Every cell in your body contains DNA, which we know contain genes that are inherited by our parents. Your genes are set and cannot be changed; however, the ‘methyl groups’ attached to each gene can alter the way each gene is expressed. Methyl groups play a role in gene expression as they can both activate and deactivate our genes through a process known as ‘DNA methylation.’ Although gene expression is primarily established in early life, environmental factors such as diet, exercise and lifestyle choices impact DNA methylation, thereby playing a role in the development of different diseases. The study of this process is a relatively new field of research, known as epigenetics.
Your Genes and Exercise
Recently, researchers at Lund University conducted a study on 23 slightly overweight, yet healthy men – all of whom were around the age of 35. None of these men participated in physical activity before the study’s onset, but they were instructed to attend spin and aerobics classes for the duration of the six-month-long study. “They were supposed to attend three sessions a week, but they went on average 1.8 times,” says Tina Rönn, Associate Researcher at Lund University. The purpose of the study was to investigate how the methyl groups of fat reacted to exercise. In order to track these results, the researchers used a special technology that allowed them to analyze 480,000 positions in the DNA.

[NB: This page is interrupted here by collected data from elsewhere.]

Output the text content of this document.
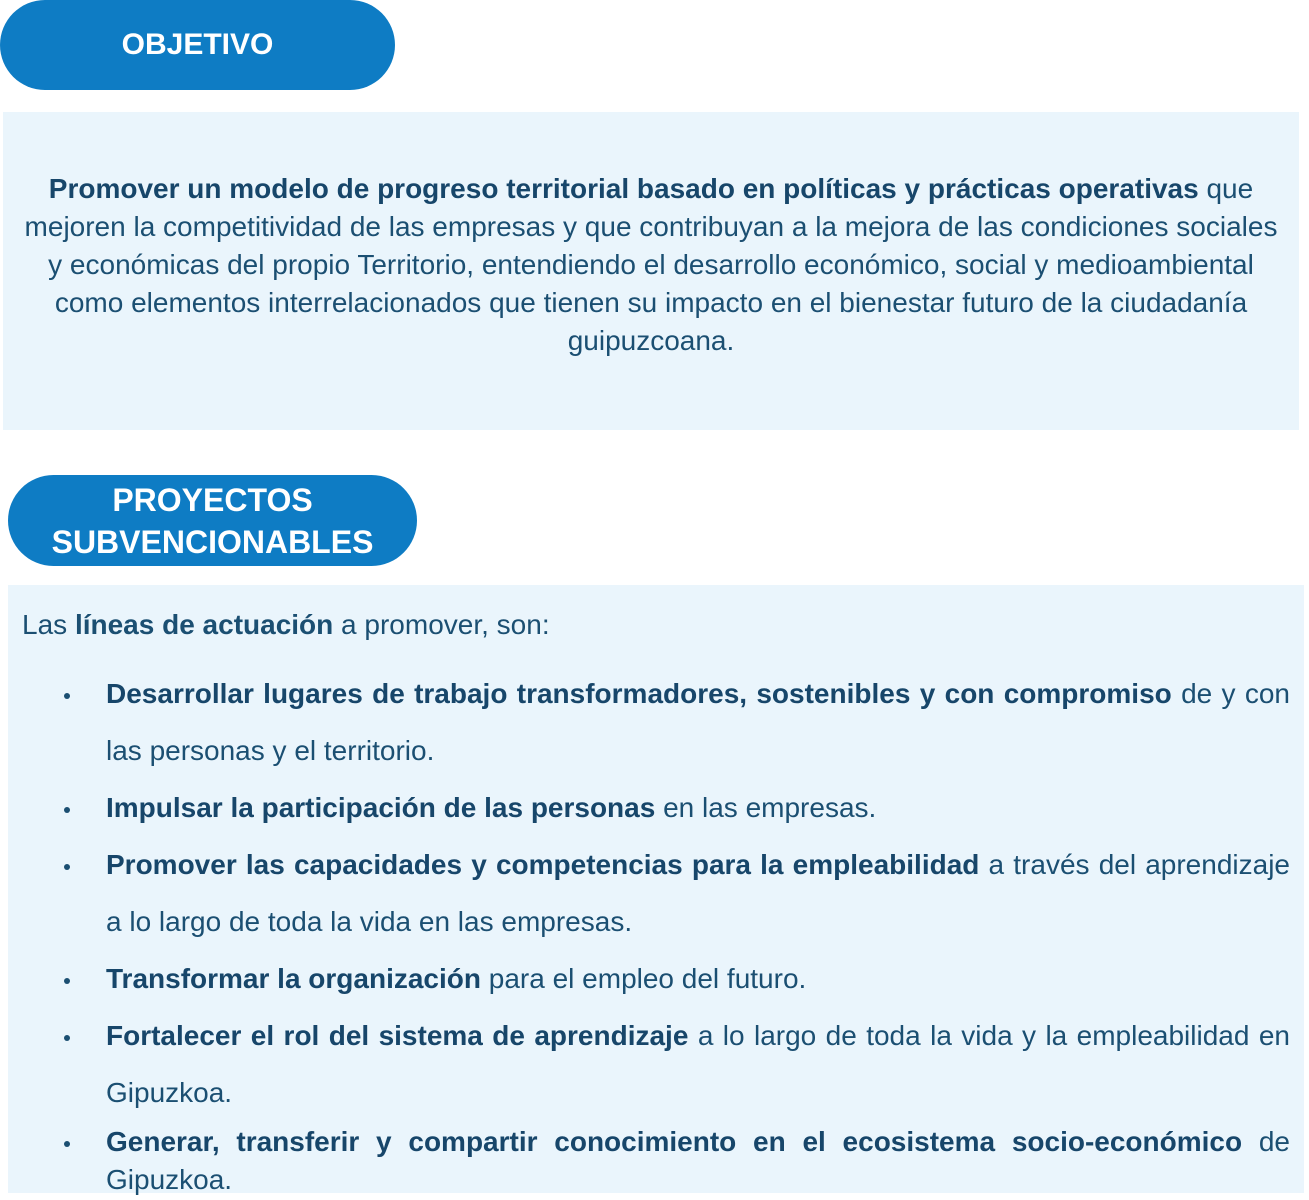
OBJETIVO

Promover un modelo de progreso territorial basado en políticas y prácticas operativas que mejoren la competitividad de las empresas y que contribuyan a la mejora de las condiciones sociales y económicas del propio Territorio, entendiendo el desarrollo económico, social y medioambiental como elementos interrelacionados que tienen su impacto en el bienestar futuro de la ciudadanía guipuzcoana.

PROYECTOS
SUBVENCIONABLES

Las líneas de actuación a promover, son:

Desarrollar lugares de trabajo transformadores, sostenibles y con compromiso de y con las personas y el territorio.
Impulsar la participación de las personas en las empresas.
Promover las capacidades y competencias para la empleabilidad a través del aprendizaje a lo largo de toda la vida en las empresas.
Transformar la organización para el empleo del futuro.
Fortalecer el rol del sistema de aprendizaje a lo largo de toda la vida y la empleabilidad en Gipuzkoa.
Generar, transferir y compartir conocimiento en el ecosistema socio-económico de Gipuzkoa.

The researchers discovered that even small doses of exercise changed the expression of the individuals’ DNA – just two exercise sessions a week was found to effectively alter genetic expression. Approximately 7,975 genes were affected within six months of exercise, amounting to almost one third of the total gene count in most individuals. “Our study shows the positive effects of exercise, because the epigenetic pattern of genes that affect fat storage in the body changes,” says Charlotte Ling, Associate Professor at Lund University Diabetes Centre.
The researchers also looked specifically at the methylation of genes that are linked to obesity and type-2 diabetes. According to Rönn, “we found changes in those genes too, which suggests that altered DNA methylation as a result of physical activity could be one of the mechanisms of how these genes affect the risk of disease.” In fact, about 39 genes that affect diabetes and obesity risk were modified from the 6-month exercise program. The simple exercise regime also significantly decreased the waist circumference, waist-to-hip ratio, diastolic blood pressure, resting heart rate, and increased the HDL (healthy cholesterol) levels of the study participants.
While we are born with a certain genetic code, research shows that we have the ability to alter the expression of these genes. Exercise is not only beneficial to your health in a myriad of ways, but you may no longer need to stress about your mother’s wide hips or your father’s health conditions. You can now have the power to alter your predisposal to health concerns just by exercising regularly.